- Born: November 17, 1917 Saint Paul, Minnesota, U.S.
- Died: March 15, 2000 (aged 82) Caledonia, Missouri, U.S.
- Education: University of Minnesota (BA)
- Known for: Co-founder of Fleishman–Hillard

= Robert E. Hillard =

Robert E. Hillard (November 17, 1917 – March 15, 2000) was an American businessman, public relations executive, and former journalist who co-founded Fleishman–Hillard with his friend and business partner Alfred Fleishman.

==Early life and education==
Born and raised in Saint Paul, Minnesota, Hillard graduated Phi Beta Kappa and summa cum laude from the University of Minnesota with a bachelor's degree in journalism.

== Career ==

After graduating from college, he worked as a reporter for the Des Moines Register and Tribune, after which he moved to the St. Louis Star-Times.

Hillard served as a United States Navy Lieutenant in the Pacific during World War II. Shortly after the war, he and Fleishman decided to go into business together – the two having met years earlier when Hillard covered the civil courts for the Star-Times, while Fleishman served as deputy court clerk. The firm's first offices were in modest quarters above a St. Louis Woolworth's store.

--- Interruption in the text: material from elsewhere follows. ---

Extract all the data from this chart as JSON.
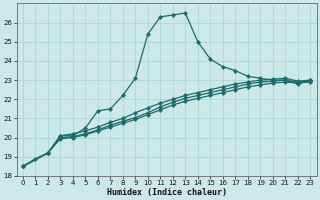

In the early years, Hillard served as the thinker, strategist, writer, and office manager for the venture while Fleishman focused on working in the community and building the business. Union Electric (now Ameren UE of St. Louis) and Anheuser-Busch were its first clients.

Hillard stepped down as the firm's CEO in 1974, but remained active with the company and its clients until his retirement in 1982. His civic activities included presidency of the Urban League of St. Louis, as well as active involvement with the Health and Welfare Council of Metropolitan St. Louis and the Logos School of St. Louis.

In 1996, Hillard and Fleishman received special lifetime achievement awards from the influential industry publication, Inside PR (now The Holmes Report.) In 1998, Hillard received a special distinguished Alumni Award from the Minnesota Daily, the University of Minnesota newspaper, where he served as editor-in-chief in 1938 and 1939.

In the years following his retirement, Hillard remained active in preserving the culture of the firm he co-founded, serving as Fleishman-Hillard’s unofficial company historian and writing a column for the firm’s employee newsletter.

== Personal life ==
Hillard died in March 2000 at his home in Caledonia, Missouri. He was 82.